Cullen let out a laugh. Two women riding the up escalator stared at him, practically drooling.
“I’d like to see that.”
“You probably will. When Cynna objects, Hannah just smiles and says Cynna is Lady-touched, and she’ll come around when it’s time. As if Cynna could change religions just like that.”
“It isn’t a religion.”
“What?” She stepped off the escalator after him.
“Serving the Lady. There’s a spiritual aspect, or can be, but it isn’t a religion. Cynna could go right on being a Catholic if she wants.”
“You might not see a conflict, but I suspect the Church would.” She frowned at him. “You sound like you want her to do it. To apprentice herself to Hannah.”
He hesitated and then said slowly, “Hannah’s eighty. That’s old for a human, even one clan-born. There’s been a buzz for years about her lack of an apprentice. She had one once. She was killed in the accident that blinded Hannah. That was more than thirty years ago.” He looked at Lily. “Nokolai has to have a Rhej.”
She was absurdly disappointed. She’d wanted him to share her anger, dammit. “That’s not Cynna’s problem. Anyway, I thought you didn’t like the Rhejes.”

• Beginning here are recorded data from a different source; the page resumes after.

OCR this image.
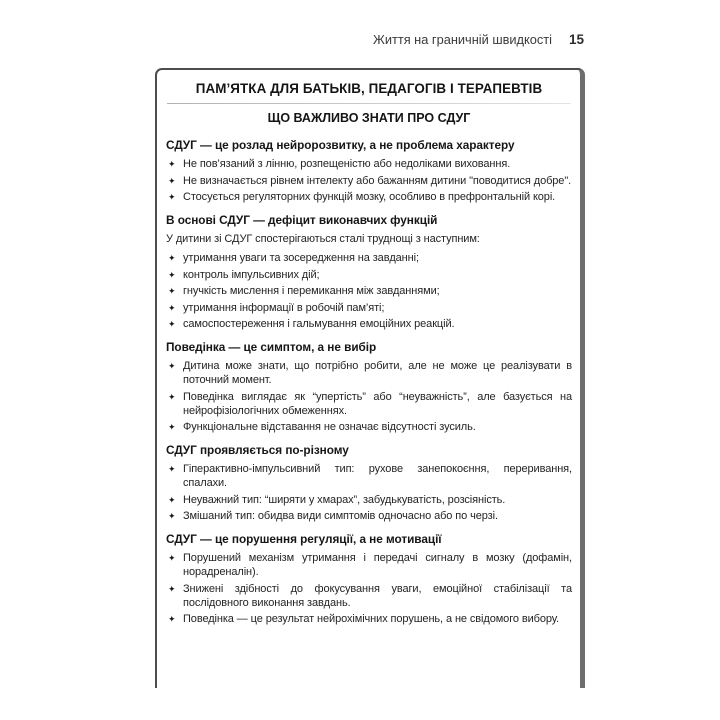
Життя на граничній швидкості 15
ПАМ’ЯТКА ДЛЯ БАТЬКІВ, ПЕДАГОГІВ І ТЕРАПЕВТІВ
ЩО ВАЖЛИВО ЗНАТИ ПРО СДУГ
СДУГ — це розлад нейророзвитку, а не проблема характеру
✦ Не пов’язаний з лінню, розпещеністю або недоліками виховання.
✦ Не визначається рівнем інтелекту або бажанням дитини "поводитися добре".
✦ Стосується регуляторних функцій мозку, особливо в префронтальній корі.
В основі СДУГ — дефіцит виконавчих функцій
У дитини зі СДУГ спостерігаються сталі труднощі з наступним:
✦ утримання уваги та зосередження на завданні;
✦ контроль імпульсивних дій;
✦ гнучкість мислення і перемикання між завданнями;
✦ утримання інформації в робочій пам’яті;
✦ самоспостереження і гальмування емоційних реакцій.
Поведінка — це симптом, а не вибір
✦ Дитина може знати, що потрібно робити, але не може це реалізувати в поточний момент.
✦ Поведінка виглядає як “упертість” або “неуважність”, але базується на нейрофізіологічних обмеженнях.
✦ Функціональне відставання не означає відсутності зусиль.
СДУГ проявляється по-різному
✦ Гіперактивно-імпульсивний тип: рухове занепокоєння, переривання, спалахи.
✦ Неуважний тип: “ширяти у хмарах”, забудькуватість, розсіяність.
✦ Змішаний тип: обидва види симптомів одночасно або по черзі.
СДУГ — це порушення регуляції, а не мотивації
✦ Порушений механізм утримання і передачі сигналу в мозку (дофамін, норадреналін).
✦ Знижені здібності до фокусування уваги, емоційної стабілізації та послідовного виконання завдань.
✦ Поведінка — це результат нейрохімічних порушень, а не свідомого вибору.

Cullen stopped. He let his bag slip to the floor.
“What?” She looked around, barely resisting the urge to reach for her weapon. “What is it?”
“You.” He moved behind her and put his hands on her shoulders.
She jolted and turned to face him. “Are you crazy? What are you doing?”
“I’m going to give you a massage.” He moved behind her again. “You’re wound so tight you’re likely to plug someone for bumping into you. If you won’t accept sex,” he said, putting his hands on her shoulders again and kneading, “you’ll have to make do with a back rub.”
“Here?” But she didn’t move. His fingers dug in just right, relaxing muscles she hadn’t realized were so tight.
“Here. Where there are lots and lots of people around, and you won’t worry about where I’m going to put my hands next. This is a strictly asexual massage.”
She didn’t think Cullen could do asexual if his life depended on it. But he wasn’t trying to seduce her, she admitted. And … it felt good. His thumbs made circles on her neck, and it was like he’d poured warm oil along her muscles. Everything loosened.